The judge, Justice Moshinsky, criticized AMP for failing to investigate whether it was a systemic issue within the firm.
“In relation to ‘corporate culture’, I consider that the failure to investigate whether or not there was a systemic issue, despite many complaints, over a lengthy period of time, reflects very poorly on the defendants (in particular, AMP Life).”
ASIC deputy chair, Sarah Court, said: “AMP was aware it was charging fees for no service to these members but did not take the proper steps to prevent it from continuing. AMP admitted liability regarding these failures and admitted it did not have the proper systems and compliance arrangements in place to ensure the payments ceased when members left their employer.

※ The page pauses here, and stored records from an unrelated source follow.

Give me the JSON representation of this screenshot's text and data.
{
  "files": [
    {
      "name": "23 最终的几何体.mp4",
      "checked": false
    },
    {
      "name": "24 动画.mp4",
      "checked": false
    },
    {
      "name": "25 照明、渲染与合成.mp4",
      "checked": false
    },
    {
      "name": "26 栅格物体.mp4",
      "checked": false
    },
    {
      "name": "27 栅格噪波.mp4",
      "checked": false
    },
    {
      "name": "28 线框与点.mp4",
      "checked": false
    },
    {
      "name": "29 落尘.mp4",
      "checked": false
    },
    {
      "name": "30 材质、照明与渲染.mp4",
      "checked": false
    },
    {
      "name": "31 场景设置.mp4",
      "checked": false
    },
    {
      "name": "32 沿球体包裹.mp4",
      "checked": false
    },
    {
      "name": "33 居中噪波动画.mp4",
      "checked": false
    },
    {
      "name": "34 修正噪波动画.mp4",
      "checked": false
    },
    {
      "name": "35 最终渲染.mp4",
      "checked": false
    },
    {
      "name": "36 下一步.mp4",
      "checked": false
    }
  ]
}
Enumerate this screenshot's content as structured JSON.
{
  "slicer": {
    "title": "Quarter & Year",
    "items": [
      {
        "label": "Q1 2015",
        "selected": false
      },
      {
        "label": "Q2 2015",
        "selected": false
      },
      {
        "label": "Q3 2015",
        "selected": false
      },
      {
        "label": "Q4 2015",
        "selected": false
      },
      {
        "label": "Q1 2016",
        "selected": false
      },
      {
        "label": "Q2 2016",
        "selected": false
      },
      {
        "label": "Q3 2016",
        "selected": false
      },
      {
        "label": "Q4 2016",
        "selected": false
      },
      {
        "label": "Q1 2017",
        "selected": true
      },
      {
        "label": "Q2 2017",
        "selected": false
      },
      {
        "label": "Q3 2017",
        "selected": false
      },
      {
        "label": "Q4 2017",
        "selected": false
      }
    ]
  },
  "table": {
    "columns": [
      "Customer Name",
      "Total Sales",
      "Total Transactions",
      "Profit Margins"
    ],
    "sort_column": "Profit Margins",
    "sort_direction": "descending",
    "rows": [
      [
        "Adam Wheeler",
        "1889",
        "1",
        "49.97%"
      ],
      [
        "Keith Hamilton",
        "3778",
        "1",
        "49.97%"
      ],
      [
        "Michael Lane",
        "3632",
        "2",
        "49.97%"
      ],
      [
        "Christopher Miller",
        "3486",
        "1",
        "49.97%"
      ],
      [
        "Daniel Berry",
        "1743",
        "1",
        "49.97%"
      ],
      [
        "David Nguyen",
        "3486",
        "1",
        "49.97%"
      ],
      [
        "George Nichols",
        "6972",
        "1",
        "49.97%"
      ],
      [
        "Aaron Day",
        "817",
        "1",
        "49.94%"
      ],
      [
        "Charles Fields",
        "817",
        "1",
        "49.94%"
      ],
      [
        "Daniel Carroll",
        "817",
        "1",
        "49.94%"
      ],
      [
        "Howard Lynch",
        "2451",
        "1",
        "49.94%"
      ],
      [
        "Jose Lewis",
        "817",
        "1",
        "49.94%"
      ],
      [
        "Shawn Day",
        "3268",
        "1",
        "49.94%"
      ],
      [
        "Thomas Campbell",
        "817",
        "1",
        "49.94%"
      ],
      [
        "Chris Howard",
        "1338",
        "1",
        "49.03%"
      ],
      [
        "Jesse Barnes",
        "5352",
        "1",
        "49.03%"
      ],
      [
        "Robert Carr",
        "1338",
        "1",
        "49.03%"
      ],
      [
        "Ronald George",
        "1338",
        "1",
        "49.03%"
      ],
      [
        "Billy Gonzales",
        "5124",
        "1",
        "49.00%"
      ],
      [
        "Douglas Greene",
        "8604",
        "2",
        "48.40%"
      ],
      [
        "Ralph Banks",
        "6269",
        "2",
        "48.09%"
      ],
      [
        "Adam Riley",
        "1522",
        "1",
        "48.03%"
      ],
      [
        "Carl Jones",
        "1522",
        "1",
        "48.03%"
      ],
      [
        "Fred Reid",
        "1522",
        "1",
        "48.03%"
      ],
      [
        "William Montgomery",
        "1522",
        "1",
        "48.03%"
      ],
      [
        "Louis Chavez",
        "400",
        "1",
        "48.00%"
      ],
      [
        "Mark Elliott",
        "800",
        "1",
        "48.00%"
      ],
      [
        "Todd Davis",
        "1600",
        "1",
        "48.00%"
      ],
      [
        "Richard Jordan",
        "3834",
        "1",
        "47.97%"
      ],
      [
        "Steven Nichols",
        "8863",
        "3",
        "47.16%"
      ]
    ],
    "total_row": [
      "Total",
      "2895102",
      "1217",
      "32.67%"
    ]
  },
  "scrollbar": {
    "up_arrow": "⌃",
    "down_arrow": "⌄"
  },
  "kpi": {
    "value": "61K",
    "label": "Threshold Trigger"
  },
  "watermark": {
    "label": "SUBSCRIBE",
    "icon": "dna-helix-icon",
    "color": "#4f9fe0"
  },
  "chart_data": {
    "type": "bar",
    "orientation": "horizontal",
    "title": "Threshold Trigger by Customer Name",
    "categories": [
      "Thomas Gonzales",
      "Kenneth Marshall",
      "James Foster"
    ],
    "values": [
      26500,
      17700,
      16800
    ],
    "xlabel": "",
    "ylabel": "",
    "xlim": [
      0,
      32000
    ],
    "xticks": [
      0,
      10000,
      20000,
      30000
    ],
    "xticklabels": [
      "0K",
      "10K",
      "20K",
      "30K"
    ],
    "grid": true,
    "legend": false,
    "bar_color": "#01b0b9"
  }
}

‘Superannuation trustees should treat the penalty imposed today as an important reminder to maintain robust internal governance and assurance arrangements. Trustees are responsible for ensuring they only deduct fees from member accounts for services actually provided. If they fail in this obligation, they could face significant penalties,’ concluded Ms Court.
The Court also ordered that AMP publish an adverse publicity notice on its websites for one year.
In an announcement to the Australian Securities Exchange, AMP responded and said: “AMP took action to rectify the issue, self-reported it to ASIC, apologised to customers and subsequently completed the remediation of affected members.
“The remediation was completed in November 2019, with approximately 2,500 customers being remediated a total sum of $900,000 covering fees charged and lost earnings.
“The penalty of $14.5 million handed down today has already been provisioned by AMP in its 30 June, 2022 half-year financial statements.”